Fletcher Harper


Fletcher Harper (January 31, 1806 – May 29, 1877)[1] was an American publisher in the early-to-mid 19th century.

Fletcher Harper

Fletcher Harper was born January 31, 1806, in Newtown, New York.[1] He was the youngest of four sons born to Joseph Henry Harper, (1750–1838), a farmer, carpenter, and storekeeper, and Elizabeth Kollyer, a Dutch burgher's daughter. With his brothers, James, John, and Joseph Wesley, he founded the Harper & Brothers publishing house.[1] He is credited with founding Harper's Weekly (1850), Harper's Magazine (1850),[1] and Harper's Bazaar (1867).[2] Fletcher gave cartoonist Thomas Nast his start in Harper's Weekly, and gave Nast great editorial freedom. His newspaper Harper's Weekly rose to fame during the American Civil War because of Nast's depiction of the war. It was called by United States President Abraham Lincoln, "The greatest recruiter for the United States Military." Harper's Weekly was also responsible for publishing the first modern image of Santa Claus (drawn by Nast).

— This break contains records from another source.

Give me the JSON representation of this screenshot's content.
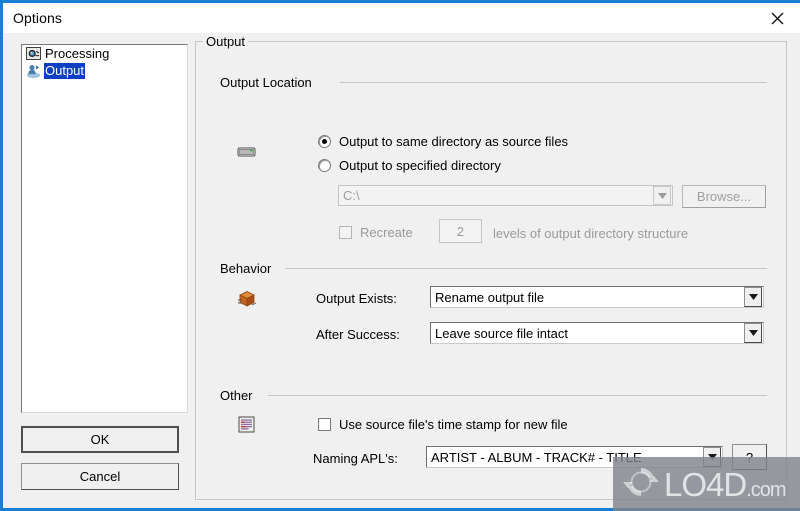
{
  "window": {
    "title": "Options",
    "close_icon": "close-icon",
    "border_color": "#1a7fd4"
  },
  "sidebar": {
    "items": [
      {
        "label": "Processing",
        "icon": "processing-gear-icon",
        "selected": false
      },
      {
        "label": "Output",
        "icon": "output-person-icon",
        "selected": true
      }
    ]
  },
  "buttons": {
    "ok": "OK",
    "cancel": "Cancel"
  },
  "main": {
    "group_title": "Output",
    "sections": {
      "output_location": {
        "title": "Output Location",
        "icon": "disk-drive-icon",
        "radio_same_dir": {
          "label": "Output to same directory as source files",
          "checked": true
        },
        "radio_specified_dir": {
          "label": "Output to specified directory",
          "checked": false
        },
        "directory_combo": {
          "value": "C:\\",
          "disabled": true
        },
        "browse_button": {
          "label": "Browse...",
          "disabled": true
        },
        "recreate_checkbox": {
          "label": "Recreate",
          "checked": false,
          "disabled": true
        },
        "levels_value": "2",
        "levels_label": "levels of output directory structure"
      },
      "behavior": {
        "title": "Behavior",
        "icon": "package-box-icon",
        "rows": [
          {
            "label": "Output Exists:",
            "value": "Rename output file"
          },
          {
            "label": "After Success:",
            "value": "Leave source file intact"
          }
        ]
      },
      "other": {
        "title": "Other",
        "icon": "document-list-icon",
        "timestamp_checkbox": {
          "label": "Use source file's time stamp for new file",
          "checked": false
        },
        "naming_label": "Naming APL's:",
        "naming_value": "ARTIST - ALBUM - TRACK# - TITLE",
        "help_button": "?"
      }
    }
  },
  "watermark": {
    "name": "LO4D",
    "suffix": ".com"
  }
}
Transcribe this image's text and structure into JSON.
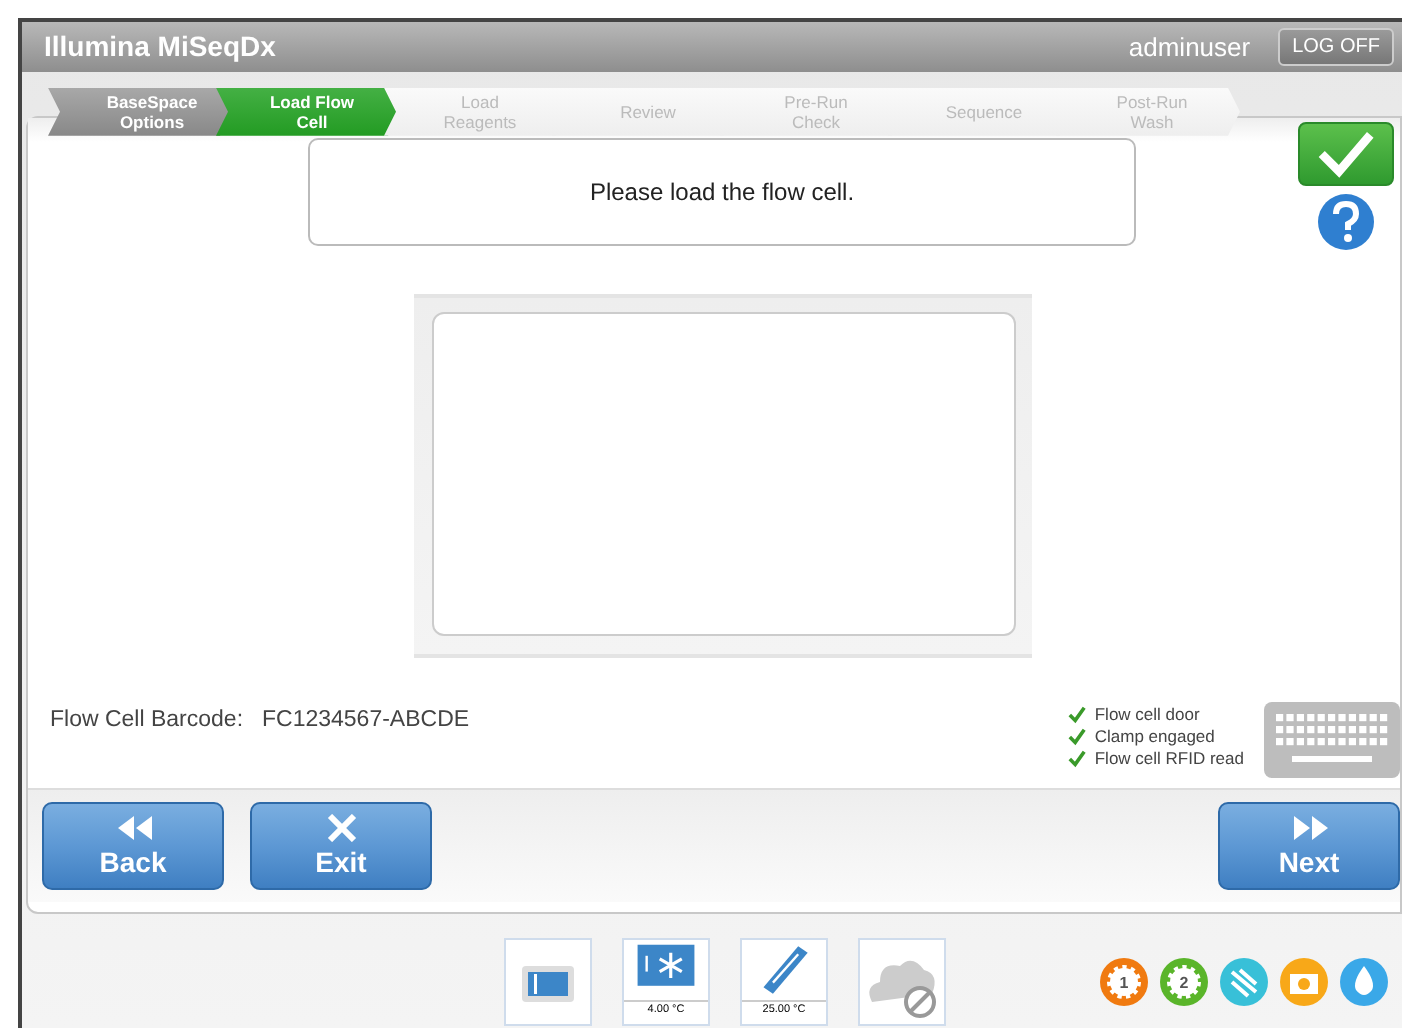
{
  "header": {
    "title": "Illumina MiSeqDx",
    "user": "adminuser",
    "logoff": "LOG OFF"
  },
  "steps": [
    {
      "label": "BaseSpace Options",
      "selected": false,
      "completed": true
    },
    {
      "label": "Load Flow Cell",
      "selected": true,
      "completed": false
    },
    {
      "label": "Load Reagents",
      "selected": false,
      "completed": false
    },
    {
      "label": "Review",
      "selected": false,
      "completed": false
    },
    {
      "label": "Pre-Run Check",
      "selected": false,
      "completed": false
    },
    {
      "label": "Sequence",
      "selected": false,
      "completed": false
    },
    {
      "label": "Post-Run Wash",
      "selected": false,
      "completed": false
    }
  ],
  "message": "Please load the flow cell.",
  "barcode": {
    "label": "Flow Cell Barcode:",
    "value": "FC1234567-ABCDE"
  },
  "checks": [
    {
      "label": "Flow cell door",
      "checked": true
    },
    {
      "label": "Clamp engaged",
      "checked": true
    },
    {
      "label": "Flow cell RFID read",
      "checked": true
    }
  ],
  "nav": [
    {
      "label": "Back",
      "kind": "back"
    },
    {
      "label": "Exit",
      "kind": "exit"
    },
    {
      "label": "Next",
      "kind": "next"
    }
  ],
  "tray": [
    {
      "kind": "flowcell"
    },
    {
      "kind": "chiller",
      "reading": "4.00 °C"
    },
    {
      "kind": "reagent",
      "reading": "25.00 °C"
    },
    {
      "kind": "cloud"
    }
  ],
  "indicators": [
    {
      "kind": "gear",
      "label": "1",
      "color": "#f07a10"
    },
    {
      "kind": "gear",
      "label": "2",
      "color": "#5ab52a"
    },
    {
      "kind": "network",
      "color": "#38c0d8"
    },
    {
      "kind": "camera",
      "color": "#f8a818"
    },
    {
      "kind": "drop",
      "color": "#3aa8e8"
    }
  ]
}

Harper died in New York City in 1877. His paper lost influence after his death when his successor George William Curtis began putting restrictions on Nast, causing him to quit in 1886.[citation needed]


  1. ^ a b c d "Obituary - Fletcher Harper" (PDF). The New York Times. May 30, 1877. pp. 4–5. Retrieved April 6, 2017.
  2. ^ "Obituary - Fletcher Harper". The American Bookseller. Vol. 3, no. 11. June 1, 1877. pp. 326–327. Retrieved April 6, 2017.